Angoisse de soldats
La nouvelle
année approche. Quel avenir immédiat pour nos soldats engagés sur le front de
la Meuse ? Ceux qui sont en première ligne ? Les autres ? Le
manque d’information, la discrétion, la discipline font croître l’angoisse de l’inconnu dans une atmosphère glaciale
et morbide. Genevoix rend compte de cette ambiance dans son livre La Boue,
au moment de la transition entre1914 et 1915.
Image floue, d’après Christian
Boltanski
Il fait si froid qu’on ne pense à rien. Une aube
incolore sourd de tout le ciel. On avance, engourdi, sans rien voir que la
route pâle, et vaguement parfois, debout en avant du taillis, un grand hêtre
isolé qui ressemble à un arbre de pierre.
Quand nous arrivons à la cabane du
cantonnier, nous nous apercevons qu’il fait jour. Et aussitôt, au creux de nos
poitrines, une sensation bizarre point et grandit, une sorte de chaleur pesante
qui ne rayonne pas, qui reste là comme un caillou.
« Ligne de compagnie, face à gauche… ».
On s’arrête bordant le fossé.
« Sacs à terre… »
Le capitaine Rive* nous appelle.

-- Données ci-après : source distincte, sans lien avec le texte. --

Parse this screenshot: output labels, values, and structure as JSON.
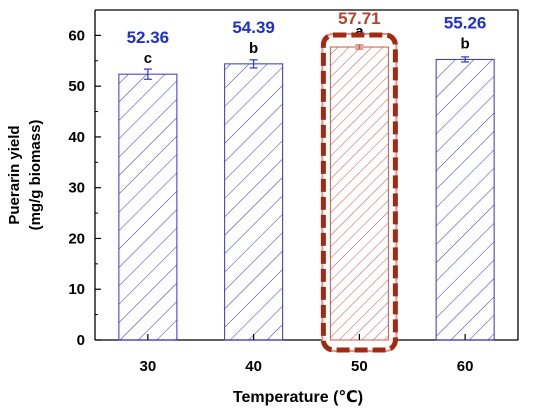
{
  "chart_data": {
    "type": "bar",
    "xlabel": "Temperature (℃)",
    "ylabel_lines": [
      "Puerarin yield",
      "(mg/g biomass)"
    ],
    "ylim": [
      0,
      65
    ],
    "yticks": [
      "0",
      "10",
      "20",
      "30",
      "40",
      "50",
      "60"
    ],
    "categories": [
      "30",
      "40",
      "50",
      "60"
    ],
    "values": [
      52.36,
      54.39,
      57.71,
      55.26
    ],
    "errors": [
      1.0,
      0.8,
      0.4,
      0.5
    ],
    "value_labels": [
      "52.36",
      "54.39",
      "57.71",
      "55.26"
    ],
    "significance_letters": [
      "c",
      "b",
      "a",
      "b"
    ],
    "highlight_index": 2,
    "grid": false,
    "hatch": "diagonal"
  },
  "colors": {
    "bar_normal": "#3333cc",
    "bar_highlight": "#cc5544",
    "label_normal": "#1f2fd0",
    "label_highlight": "#b5442c",
    "highlight_box": "#a02a12",
    "highlight_fill": "#ee8a80",
    "axis": "#000000"
  }
}
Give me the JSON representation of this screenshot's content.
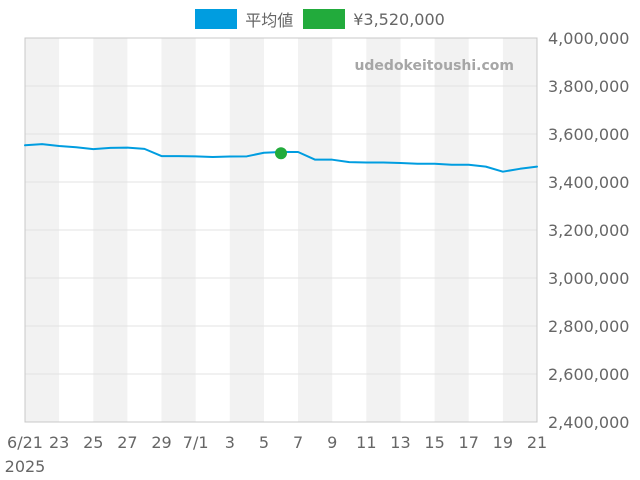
{
  "legend": [
    {
      "label": "平均値",
      "color": "#009de0"
    },
    {
      "label": "¥3,520,000",
      "color": "#22ab3c"
    }
  ],
  "watermark": "udedokeitoushi.com",
  "chart_data": {
    "type": "line",
    "title": "",
    "xlabel": "",
    "ylabel": "",
    "y_axis_position": "right",
    "ylim": [
      2400000,
      4000000
    ],
    "yticks": [
      2400000,
      2600000,
      2800000,
      3000000,
      3200000,
      3400000,
      3600000,
      3800000,
      4000000
    ],
    "ytick_labels": [
      "2,400,000",
      "2,600,000",
      "2,800,000",
      "3,000,000",
      "3,200,000",
      "3,400,000",
      "3,600,000",
      "3,800,000",
      "4,000,000"
    ],
    "x_start": "2025-06-21",
    "x_end": "2025-07-21",
    "xticks": [
      {
        "date": "2025-06-21",
        "label": "6/21",
        "sublabel": "2025"
      },
      {
        "date": "2025-06-23",
        "label": "23"
      },
      {
        "date": "2025-06-25",
        "label": "25"
      },
      {
        "date": "2025-06-27",
        "label": "27"
      },
      {
        "date": "2025-06-29",
        "label": "29"
      },
      {
        "date": "2025-07-01",
        "label": "7/1"
      },
      {
        "date": "2025-07-03",
        "label": "3"
      },
      {
        "date": "2025-07-05",
        "label": "5"
      },
      {
        "date": "2025-07-07",
        "label": "7"
      },
      {
        "date": "2025-07-09",
        "label": "9"
      },
      {
        "date": "2025-07-11",
        "label": "11"
      },
      {
        "date": "2025-07-13",
        "label": "13"
      },
      {
        "date": "2025-07-15",
        "label": "15"
      },
      {
        "date": "2025-07-17",
        "label": "17"
      },
      {
        "date": "2025-07-19",
        "label": "19"
      },
      {
        "date": "2025-07-21",
        "label": "21"
      }
    ],
    "alternating_bands": true,
    "grid": true,
    "series": [
      {
        "name": "平均値",
        "color": "#009de0",
        "points": [
          {
            "x": "2025-06-21",
            "y": 3553000
          },
          {
            "x": "2025-06-22",
            "y": 3558000
          },
          {
            "x": "2025-06-23",
            "y": 3550000
          },
          {
            "x": "2025-06-24",
            "y": 3545000
          },
          {
            "x": "2025-06-25",
            "y": 3537000
          },
          {
            "x": "2025-06-26",
            "y": 3542000
          },
          {
            "x": "2025-06-27",
            "y": 3543000
          },
          {
            "x": "2025-06-28",
            "y": 3538000
          },
          {
            "x": "2025-06-29",
            "y": 3508000
          },
          {
            "x": "2025-06-30",
            "y": 3508000
          },
          {
            "x": "2025-07-01",
            "y": 3507000
          },
          {
            "x": "2025-07-02",
            "y": 3504000
          },
          {
            "x": "2025-07-03",
            "y": 3506000
          },
          {
            "x": "2025-07-04",
            "y": 3507000
          },
          {
            "x": "2025-07-05",
            "y": 3522000
          },
          {
            "x": "2025-07-06",
            "y": 3525000
          },
          {
            "x": "2025-07-07",
            "y": 3525000
          },
          {
            "x": "2025-07-08",
            "y": 3493000
          },
          {
            "x": "2025-07-09",
            "y": 3493000
          },
          {
            "x": "2025-07-10",
            "y": 3483000
          },
          {
            "x": "2025-07-11",
            "y": 3481000
          },
          {
            "x": "2025-07-12",
            "y": 3481000
          },
          {
            "x": "2025-07-13",
            "y": 3479000
          },
          {
            "x": "2025-07-14",
            "y": 3476000
          },
          {
            "x": "2025-07-15",
            "y": 3476000
          },
          {
            "x": "2025-07-16",
            "y": 3472000
          },
          {
            "x": "2025-07-17",
            "y": 3472000
          },
          {
            "x": "2025-07-18",
            "y": 3464000
          },
          {
            "x": "2025-07-19",
            "y": 3443000
          },
          {
            "x": "2025-07-20",
            "y": 3455000
          },
          {
            "x": "2025-07-21",
            "y": 3464000
          }
        ]
      },
      {
        "name": "¥3,520,000",
        "type": "scatter",
        "color": "#22ab3c",
        "points": [
          {
            "x": "2025-07-06",
            "y": 3520000
          }
        ]
      }
    ]
  }
}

Ses moufles pendues
au cou par un cordon, il y plonge les deux mains à hauteur de son estomac. Et
ces mains empaquetées et pendantes lui donnent une allure blessée, une allure
infirme qui fait mal à voir.
« Quelques mots à vos hommes, n’est-ce pas ?
Les classe 14 surtout… N’oubliez pas que nous sommes réserve de réserve…
Insistez sur l’importance de notre préparation d’artillerie…Tout le monde
couché si l’artillerie boche riposte. »
Quelques mots à mes hommes ?
Sans doute. Mais les mots que je voudrais leur dire, je ne pourrai pas les leur
dire. Le 67 attaque : ils le savent… Pourquoi le 67 attaque-t-il ?
Qu’est-ce qu’il attaque ? Dans quelle direction, vers quel but, avec quels
espoirs ?… C’est cela que je voudrais leur dire. Et cela, je ne le sais
pas, puisque personne ne me l’a dit, à moi.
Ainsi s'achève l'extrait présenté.